Páginas

terça-feira, 25 de fevereiro de 2025

EXPOSIÇÃO: "O Regresso" | Rosa Bela Cruz



EXPOSIÇÃO: “O Regresso”,
de Rosa Bela Cruz
Espaços de Pensar - Teias de Sentir
Museu Júlio Dinis - Uma Casa Ovarense
01 Fev > 29 Mar 2025


Depois de “Minha Senhora de Mim (de Quê)?”, há uma nova exposição de Rosa Bela Cruz para ver no Museu Júlio Dinis - Uma Casa Ovarense. A mostra, de carácter antológico, intitula-se “O Regresso” e, para além da delicadeza e sensibilidade do conjunto da obra, mostra o rigor e a coerência de uma pintura centrada desde sempre na figura da mulher. Adentremos a bela sala de exposições, bebamos a luz cálida que se derrama do enorme janelão que abre para o quintal da casa e espantemo-nos com a quantidade de trabalhos expostos, muitos deles reconhecidos de outros momentos. Ainda despojado do ardor crítico, um primeiro olhar abarca a delicadeza do traço, a suavidade da cor, a harmonia do conjunto. Alvo preferencial da atenção da artista, as mulheres figuram nas suas obras em graça e beleza: Sedutoras, ousadas, irreverentes. Ao mesmo tempo frágeis, delicadas, inquietas, angustiadas. Para as mulheres de Rosa Bela Cruz, a certeza de si e do lugar que ocupam está longe de ser chão seguro.

O olhar apura-se, percorre o quadro e encontra nele matéria de desassossego. Detém-se nos olhos das mulheres que, como um íman, o atraem. Olhos grandes e vivos, que se movem incessantemente. Olhos que nos seguem para onde quer que vamos. Nesse encontro de olhos que nos olham, somos invadidos pelo desconforto. Neles encontramos a urgência do muito que têm para contar. Aproximamo-nos e a inquietação adensa-se.
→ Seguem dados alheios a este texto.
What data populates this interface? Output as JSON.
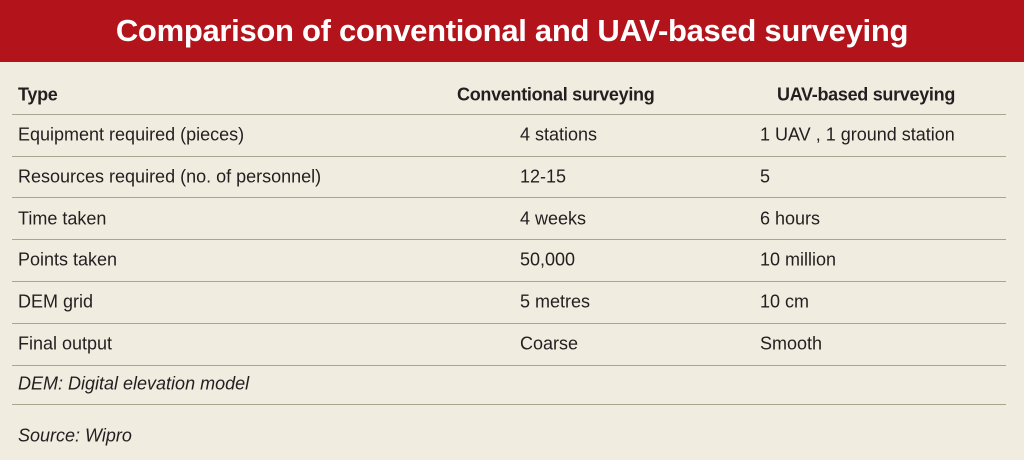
{
  "header": {
    "title": "Comparison of conventional and UAV-based surveying"
  },
  "table": {
    "columns": [
      "Type",
      "Conventional surveying",
      "UAV-based surveying"
    ],
    "rows": [
      [
        "Equipment required (pieces)",
        "4 stations",
        "1 UAV , 1 ground station"
      ],
      [
        "Resources required (no. of personnel)",
        "12-15",
        "5"
      ],
      [
        "Time taken",
        "4 weeks",
        "6 hours"
      ],
      [
        "Points taken",
        "50,000",
        "10 million"
      ],
      [
        "DEM grid",
        "5 metres",
        "10 cm"
      ],
      [
        "Final output",
        "Coarse",
        "Smooth"
      ]
    ]
  },
  "notes": {
    "footnote": "DEM: Digital elevation model",
    "source": "Source: Wipro"
  }
}
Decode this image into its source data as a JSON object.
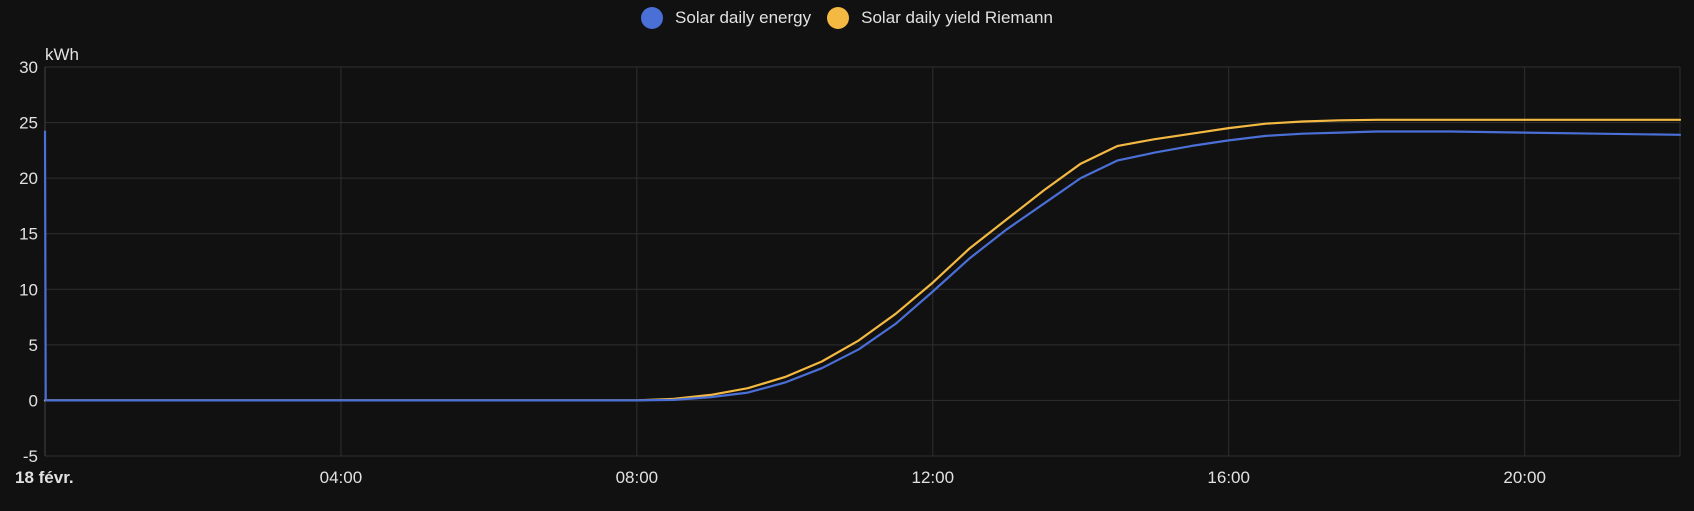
{
  "chart_data": {
    "type": "line",
    "ylabel": "kWh",
    "ylim": [
      -5,
      30
    ],
    "y_ticks": [
      "30",
      "25",
      "20",
      "15",
      "10",
      "5",
      "0",
      "-5"
    ],
    "y_tick_values": [
      30,
      25,
      20,
      15,
      10,
      5,
      0,
      -5
    ],
    "xlim": [
      0,
      22.1
    ],
    "x_ticks": [
      {
        "label": "18 févr.",
        "hour": 0,
        "bold": true
      },
      {
        "label": "04:00",
        "hour": 4
      },
      {
        "label": "08:00",
        "hour": 8
      },
      {
        "label": "12:00",
        "hour": 12
      },
      {
        "label": "16:00",
        "hour": 16
      },
      {
        "label": "20:00",
        "hour": 20
      }
    ],
    "grid": true,
    "legend_position": "top-center",
    "series": [
      {
        "name": "Solar daily energy",
        "color": "#4a6fd6",
        "points": [
          [
            0,
            24.2
          ],
          [
            0.01,
            0
          ],
          [
            4,
            0
          ],
          [
            8,
            0
          ],
          [
            8.5,
            0.05
          ],
          [
            9,
            0.3
          ],
          [
            9.5,
            0.7
          ],
          [
            10,
            1.6
          ],
          [
            10.5,
            2.9
          ],
          [
            11,
            4.6
          ],
          [
            11.5,
            6.9
          ],
          [
            12,
            9.8
          ],
          [
            12.5,
            12.8
          ],
          [
            13,
            15.4
          ],
          [
            13.5,
            17.7
          ],
          [
            14,
            20.0
          ],
          [
            14.5,
            21.6
          ],
          [
            15,
            22.3
          ],
          [
            15.5,
            22.9
          ],
          [
            16,
            23.4
          ],
          [
            16.5,
            23.8
          ],
          [
            17,
            24.0
          ],
          [
            17.5,
            24.1
          ],
          [
            18,
            24.2
          ],
          [
            19,
            24.2
          ],
          [
            20,
            24.1
          ],
          [
            21,
            24.0
          ],
          [
            22.1,
            23.9
          ]
        ]
      },
      {
        "name": "Solar daily yield Riemann",
        "color": "#f4b942",
        "points": [
          [
            0,
            0
          ],
          [
            4,
            0
          ],
          [
            8,
            0
          ],
          [
            8.5,
            0.15
          ],
          [
            9,
            0.5
          ],
          [
            9.5,
            1.1
          ],
          [
            10,
            2.1
          ],
          [
            10.5,
            3.5
          ],
          [
            11,
            5.4
          ],
          [
            11.5,
            7.8
          ],
          [
            12,
            10.6
          ],
          [
            12.5,
            13.7
          ],
          [
            13,
            16.3
          ],
          [
            13.5,
            18.9
          ],
          [
            14,
            21.3
          ],
          [
            14.5,
            22.9
          ],
          [
            15,
            23.5
          ],
          [
            15.5,
            24.0
          ],
          [
            16,
            24.5
          ],
          [
            16.5,
            24.9
          ],
          [
            17,
            25.1
          ],
          [
            17.5,
            25.2
          ],
          [
            18,
            25.25
          ],
          [
            19,
            25.25
          ],
          [
            20,
            25.25
          ],
          [
            21,
            25.25
          ],
          [
            22.1,
            25.25
          ]
        ]
      }
    ]
  }
}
Reparamos que são delicadas as rendas que velam rostos e corpos, que sobre eles fazem pousar as marcas do charme discreto e do bom gosto. Rendas que não disfarçam essas outras marcas, mais fundas e terríveis, da adversidade, da mágoa, do desprazer. Da intensa e constante luta que travam as mulheres de Rosa Bela Cruz, que travam todas as mulheres, nos fala cada um destes trabalhos. Em forma e cor, abrem-se contra o preconceito e a discriminação de que enferma uma sociedade conservadora e machista. Nos rostos que se erguem, nas poses que se fazem causa e razão, vigor e altivez, mostram-se as mulheres como arautos da mudança.

Para esta exposição, Rosa Bela Cruz desenvolveu uma nova série de trabalhos que agrupou sob o nome de “Encaixotadas”. Através deles, a artista propõe “uma reflexão crítica sobre a exploração que transforma o corpo da mulher, sempre jovem e esbelto, numa ferramenta ao serviço de estratégias comerciais sem qualquer relação ou ligação directa com a circunstância de ser mulher”. Trata-se do prolongar desse incessante grito de revolta, ao mesmo tempo desconstruindo este tipo de representações que ilustram “essa falsa juventude eterna e essa beleza estereotipada como elementos cruciais das narrativas criadas com recurso a corpos com pele sedosa e perfeita, medidas ideais e sem marcas da passagem do tempo e das agruras da vida. “Pesadelo”, instalação onde figuram, na tela, 28 facas sobre um coração rendilhado, envolto por um véu aos pés do qual jaz um ramo de rosas vermelhas, fecha a exposição. É o derradeiro “murro no estômago”, a lembrar as mulheres mortas em contexto de violência doméstica. Para nossa tão grande tristeza e culpa. Para nossa maior vergonha.